Meagher's teams like other teams coached by Notre Dame men, traveled throughout the country to play their Notre Dame counterparts to see who had the better team and the better program. In Meagher's time at Auburn, the Tigers played in Manhattan, Detroit, San Francisco, Philadelphia, Boston and Washington D.C. Talk about a road schedule!
Apparently Meagher could not convince any of his Notre Dame Brethren to come to Auburn.
In 1936, Auburn players visited three foreign countries, Canada on a trip to play Detroit, Mexico on a trip to California to play Santa Clara, and Cuba for the Bacardi Bowl, also called the Cigar Bowl and Rhumba Bowl. That was also the year Meagher dressed the team in green jerseys to show, once and for all he said, that his Auburn teams had closer ties to Notre Dame than any team in the country.
Meagher's greatest contribution to Auburn is readily evident to today. Under his leadership as athletics director, and with the help of Franklin D. Roosevelt's WPA Depression recovery program, Auburn's first permanent stadium opened in November of 1939, with a capacity of 7,500. Consisting of what today is the lower half the lower west stands-the rows below the concourse--it was the first part of what is now Auburn's 87,000-seat Jordan-Hare Stadium.
Meagher's son, Pat Meagher, helped Auburn win the 1957 national championship in the stadium his father had begun 18 years earlier.
Meagher's 1942 team had one of the greatest victories in Auburn history, a 27-13 win over undefeated and Rose Bowl-bound Georgia. It was the first time Auburn had beaten a team ranked No. 1 in the nation.
Meagher could have stayed at Auburn for the rest of his coaching career except for one thing: The Japanese bombed Pearl Harbor. With the world going to war, Auburn, as many other colleges, suspended football in 1943 and Meagher, Jordan and the other coaches joined the military in service to their country.
They were promised their jobs would be waiting for them when the war was over, but sadly that was not the case. It was not Auburn's finest hour. Rather than waiting until the war ended as promised, football was started again in 1944. Carl Voyles, an Oklahoma State man, was hired as head coach. With a 9-9 record, Voyles lasted two years.

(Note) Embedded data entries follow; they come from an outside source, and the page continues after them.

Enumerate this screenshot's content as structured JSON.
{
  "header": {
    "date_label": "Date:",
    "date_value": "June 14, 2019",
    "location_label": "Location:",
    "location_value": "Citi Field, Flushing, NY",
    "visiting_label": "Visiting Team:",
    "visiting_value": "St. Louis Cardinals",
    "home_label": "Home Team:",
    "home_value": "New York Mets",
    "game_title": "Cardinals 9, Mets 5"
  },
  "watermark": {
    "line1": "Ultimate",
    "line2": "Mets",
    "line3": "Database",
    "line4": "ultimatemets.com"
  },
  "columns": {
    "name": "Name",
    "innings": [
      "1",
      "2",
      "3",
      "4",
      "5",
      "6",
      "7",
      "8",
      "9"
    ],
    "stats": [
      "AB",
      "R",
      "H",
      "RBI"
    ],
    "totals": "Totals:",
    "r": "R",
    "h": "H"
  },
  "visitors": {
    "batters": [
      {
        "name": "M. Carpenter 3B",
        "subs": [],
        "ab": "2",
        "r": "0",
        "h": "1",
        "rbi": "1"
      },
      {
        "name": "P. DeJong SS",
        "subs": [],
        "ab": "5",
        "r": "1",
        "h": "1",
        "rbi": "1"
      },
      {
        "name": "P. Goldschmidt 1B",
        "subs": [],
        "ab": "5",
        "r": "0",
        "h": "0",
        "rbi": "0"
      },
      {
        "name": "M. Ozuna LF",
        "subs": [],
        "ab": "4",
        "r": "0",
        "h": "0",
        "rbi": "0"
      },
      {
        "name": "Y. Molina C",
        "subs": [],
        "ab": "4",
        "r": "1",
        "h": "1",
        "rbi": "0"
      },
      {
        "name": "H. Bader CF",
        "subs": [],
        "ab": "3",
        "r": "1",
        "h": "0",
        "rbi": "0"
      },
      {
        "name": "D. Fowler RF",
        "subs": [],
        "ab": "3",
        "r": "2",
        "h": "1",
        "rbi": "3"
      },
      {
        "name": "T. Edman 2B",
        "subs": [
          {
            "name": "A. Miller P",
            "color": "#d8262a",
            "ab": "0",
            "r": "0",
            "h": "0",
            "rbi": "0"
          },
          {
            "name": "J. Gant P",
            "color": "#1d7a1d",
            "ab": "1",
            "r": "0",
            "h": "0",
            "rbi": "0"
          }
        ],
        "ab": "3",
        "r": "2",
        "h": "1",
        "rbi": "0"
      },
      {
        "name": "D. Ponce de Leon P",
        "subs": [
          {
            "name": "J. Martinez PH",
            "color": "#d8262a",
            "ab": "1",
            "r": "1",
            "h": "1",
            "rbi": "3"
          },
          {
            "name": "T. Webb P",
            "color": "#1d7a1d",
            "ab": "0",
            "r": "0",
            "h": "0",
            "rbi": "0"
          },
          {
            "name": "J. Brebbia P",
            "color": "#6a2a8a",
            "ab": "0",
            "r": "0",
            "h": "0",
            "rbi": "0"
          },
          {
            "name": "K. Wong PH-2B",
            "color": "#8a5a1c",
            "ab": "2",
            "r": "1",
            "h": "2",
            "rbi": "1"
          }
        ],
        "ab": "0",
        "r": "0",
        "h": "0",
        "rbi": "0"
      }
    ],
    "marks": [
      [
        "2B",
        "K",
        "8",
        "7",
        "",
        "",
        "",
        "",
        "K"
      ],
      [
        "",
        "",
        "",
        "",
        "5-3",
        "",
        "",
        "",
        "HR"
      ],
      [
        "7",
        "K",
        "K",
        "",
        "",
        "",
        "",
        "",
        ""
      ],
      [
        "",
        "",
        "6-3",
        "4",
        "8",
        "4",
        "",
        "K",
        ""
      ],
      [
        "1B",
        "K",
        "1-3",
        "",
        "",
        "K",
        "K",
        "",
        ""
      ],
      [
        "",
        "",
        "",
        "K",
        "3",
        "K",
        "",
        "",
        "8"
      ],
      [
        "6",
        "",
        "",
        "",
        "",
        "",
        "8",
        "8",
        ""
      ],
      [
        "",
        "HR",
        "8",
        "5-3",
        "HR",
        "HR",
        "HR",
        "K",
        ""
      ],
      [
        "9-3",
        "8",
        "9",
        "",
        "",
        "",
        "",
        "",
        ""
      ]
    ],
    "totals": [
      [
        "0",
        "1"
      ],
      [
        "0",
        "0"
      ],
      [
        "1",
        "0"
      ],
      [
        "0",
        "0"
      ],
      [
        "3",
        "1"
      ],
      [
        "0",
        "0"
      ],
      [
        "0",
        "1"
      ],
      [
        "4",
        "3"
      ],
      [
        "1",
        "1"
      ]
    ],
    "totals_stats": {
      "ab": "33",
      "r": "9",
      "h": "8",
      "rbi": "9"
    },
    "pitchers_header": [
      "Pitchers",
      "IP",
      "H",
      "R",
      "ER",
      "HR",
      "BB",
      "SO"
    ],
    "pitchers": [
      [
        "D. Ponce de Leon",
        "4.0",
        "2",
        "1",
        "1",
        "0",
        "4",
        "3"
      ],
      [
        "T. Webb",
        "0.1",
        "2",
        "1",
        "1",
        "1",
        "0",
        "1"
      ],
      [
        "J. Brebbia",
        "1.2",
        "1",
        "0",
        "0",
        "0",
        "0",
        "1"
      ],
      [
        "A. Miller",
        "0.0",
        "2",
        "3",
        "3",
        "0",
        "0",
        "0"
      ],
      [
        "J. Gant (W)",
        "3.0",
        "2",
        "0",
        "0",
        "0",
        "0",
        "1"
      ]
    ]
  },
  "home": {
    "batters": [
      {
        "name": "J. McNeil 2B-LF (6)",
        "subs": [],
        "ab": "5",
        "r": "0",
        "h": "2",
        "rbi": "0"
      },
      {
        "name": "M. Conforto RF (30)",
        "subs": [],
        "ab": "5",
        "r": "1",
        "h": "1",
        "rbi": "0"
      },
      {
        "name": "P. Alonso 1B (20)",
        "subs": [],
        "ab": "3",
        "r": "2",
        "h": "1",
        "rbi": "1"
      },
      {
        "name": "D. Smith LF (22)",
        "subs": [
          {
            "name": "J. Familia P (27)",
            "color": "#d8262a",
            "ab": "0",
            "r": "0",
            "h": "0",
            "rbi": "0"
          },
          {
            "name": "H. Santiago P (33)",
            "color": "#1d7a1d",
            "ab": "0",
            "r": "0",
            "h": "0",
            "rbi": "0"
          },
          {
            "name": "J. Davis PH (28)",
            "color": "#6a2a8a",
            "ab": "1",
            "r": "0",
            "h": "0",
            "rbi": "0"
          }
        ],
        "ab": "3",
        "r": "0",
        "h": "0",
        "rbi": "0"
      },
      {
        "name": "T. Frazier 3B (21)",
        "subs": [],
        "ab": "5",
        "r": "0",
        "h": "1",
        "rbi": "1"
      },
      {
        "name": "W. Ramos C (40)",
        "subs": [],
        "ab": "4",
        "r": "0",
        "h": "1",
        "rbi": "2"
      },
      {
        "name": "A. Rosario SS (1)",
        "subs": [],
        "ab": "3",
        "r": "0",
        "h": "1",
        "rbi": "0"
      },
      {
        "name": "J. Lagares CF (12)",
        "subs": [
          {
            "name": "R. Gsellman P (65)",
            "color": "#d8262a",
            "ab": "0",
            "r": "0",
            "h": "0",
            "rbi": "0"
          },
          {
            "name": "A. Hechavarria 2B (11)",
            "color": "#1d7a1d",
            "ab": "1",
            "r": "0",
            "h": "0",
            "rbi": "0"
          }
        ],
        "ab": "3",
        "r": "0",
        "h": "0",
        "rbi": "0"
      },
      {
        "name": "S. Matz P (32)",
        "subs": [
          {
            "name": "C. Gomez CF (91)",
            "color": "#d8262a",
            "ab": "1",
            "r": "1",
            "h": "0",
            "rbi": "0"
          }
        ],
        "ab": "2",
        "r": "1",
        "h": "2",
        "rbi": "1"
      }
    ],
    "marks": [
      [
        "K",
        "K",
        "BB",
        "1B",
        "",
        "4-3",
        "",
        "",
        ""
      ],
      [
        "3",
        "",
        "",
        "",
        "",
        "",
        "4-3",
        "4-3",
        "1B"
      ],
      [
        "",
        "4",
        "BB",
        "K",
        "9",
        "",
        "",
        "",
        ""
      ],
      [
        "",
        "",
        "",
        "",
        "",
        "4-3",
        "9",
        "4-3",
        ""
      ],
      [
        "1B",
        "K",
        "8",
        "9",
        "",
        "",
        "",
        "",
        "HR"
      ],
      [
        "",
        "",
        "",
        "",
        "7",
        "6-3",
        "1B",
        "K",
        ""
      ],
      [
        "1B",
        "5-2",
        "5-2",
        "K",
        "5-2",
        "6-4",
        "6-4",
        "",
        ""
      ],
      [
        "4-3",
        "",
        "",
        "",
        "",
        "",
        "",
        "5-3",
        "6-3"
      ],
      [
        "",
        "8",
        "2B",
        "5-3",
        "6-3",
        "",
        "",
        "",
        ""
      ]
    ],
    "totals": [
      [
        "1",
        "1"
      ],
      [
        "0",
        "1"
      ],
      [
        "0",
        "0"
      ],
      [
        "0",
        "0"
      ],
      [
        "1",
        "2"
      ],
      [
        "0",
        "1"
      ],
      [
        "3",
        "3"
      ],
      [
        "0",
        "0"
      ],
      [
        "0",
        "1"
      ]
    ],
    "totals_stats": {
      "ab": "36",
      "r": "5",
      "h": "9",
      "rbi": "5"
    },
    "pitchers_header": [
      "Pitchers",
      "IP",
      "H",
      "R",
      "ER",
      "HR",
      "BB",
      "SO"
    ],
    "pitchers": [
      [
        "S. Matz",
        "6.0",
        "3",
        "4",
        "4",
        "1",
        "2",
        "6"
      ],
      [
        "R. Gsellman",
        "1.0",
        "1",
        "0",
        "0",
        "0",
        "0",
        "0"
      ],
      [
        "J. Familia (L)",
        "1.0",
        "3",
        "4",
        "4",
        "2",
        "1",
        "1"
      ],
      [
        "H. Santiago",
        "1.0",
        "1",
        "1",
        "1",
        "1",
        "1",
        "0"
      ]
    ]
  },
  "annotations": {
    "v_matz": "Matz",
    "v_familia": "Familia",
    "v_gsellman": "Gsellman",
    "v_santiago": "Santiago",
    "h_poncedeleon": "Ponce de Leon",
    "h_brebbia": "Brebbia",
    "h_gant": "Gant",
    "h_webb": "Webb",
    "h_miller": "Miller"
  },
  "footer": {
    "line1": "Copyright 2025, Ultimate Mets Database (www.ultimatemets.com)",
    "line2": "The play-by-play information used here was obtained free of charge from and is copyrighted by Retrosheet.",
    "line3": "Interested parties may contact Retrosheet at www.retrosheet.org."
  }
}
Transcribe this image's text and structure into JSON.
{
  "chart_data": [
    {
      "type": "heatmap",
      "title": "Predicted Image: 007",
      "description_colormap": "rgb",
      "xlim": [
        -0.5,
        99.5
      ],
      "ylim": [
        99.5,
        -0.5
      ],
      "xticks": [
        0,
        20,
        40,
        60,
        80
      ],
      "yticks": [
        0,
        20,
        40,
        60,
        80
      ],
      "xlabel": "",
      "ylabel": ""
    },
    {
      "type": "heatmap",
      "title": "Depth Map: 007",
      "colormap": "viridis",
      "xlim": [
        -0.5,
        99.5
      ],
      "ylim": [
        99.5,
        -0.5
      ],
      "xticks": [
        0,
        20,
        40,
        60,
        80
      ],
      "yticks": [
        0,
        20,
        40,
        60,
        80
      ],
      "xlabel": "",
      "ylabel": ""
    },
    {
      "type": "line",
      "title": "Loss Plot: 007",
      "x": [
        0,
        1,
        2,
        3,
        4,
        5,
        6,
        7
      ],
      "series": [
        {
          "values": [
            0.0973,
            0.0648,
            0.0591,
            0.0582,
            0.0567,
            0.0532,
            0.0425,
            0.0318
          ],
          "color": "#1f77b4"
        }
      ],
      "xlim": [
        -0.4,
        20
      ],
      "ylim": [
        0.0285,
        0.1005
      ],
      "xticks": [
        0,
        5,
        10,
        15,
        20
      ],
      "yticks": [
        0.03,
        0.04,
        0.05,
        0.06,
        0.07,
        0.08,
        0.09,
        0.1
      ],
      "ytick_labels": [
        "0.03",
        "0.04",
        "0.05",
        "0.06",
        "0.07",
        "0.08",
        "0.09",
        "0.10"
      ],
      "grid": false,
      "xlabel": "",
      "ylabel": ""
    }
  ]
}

Then came the worst hire of all, maybe one of the worst hires in Auburn history.
Seeking to regain the Notre Dame magic, Auburn once again hired a Notre Dame man, Earl Brown, who was head coach at Canisius, in 1948. Brown was at Auburn three years, 1948-50 and his teams got progressively worse, the only bright spot, a 14-13 win over Alabama in 1949, a year after Auburn lost to Alabama 55-0. Upset wins no matter how great can carry a coach only so far.
Brown's 1950 team scored 31 points, the lowest in Auburn history, and did not win a game, 0-10. It was time for a change. The Notre Dame era of Auburn Football was over.
Auburn's athletics program was in shambles. There was not enough money to be certain that a team could be fielded in 1951. Auburn's once proud athletics program was at an all-time low.
But that was about to change. The young man Chet Wynne kept at Auburn, the boy nicknamed "Shug," was about to take Auburn to its greatest years.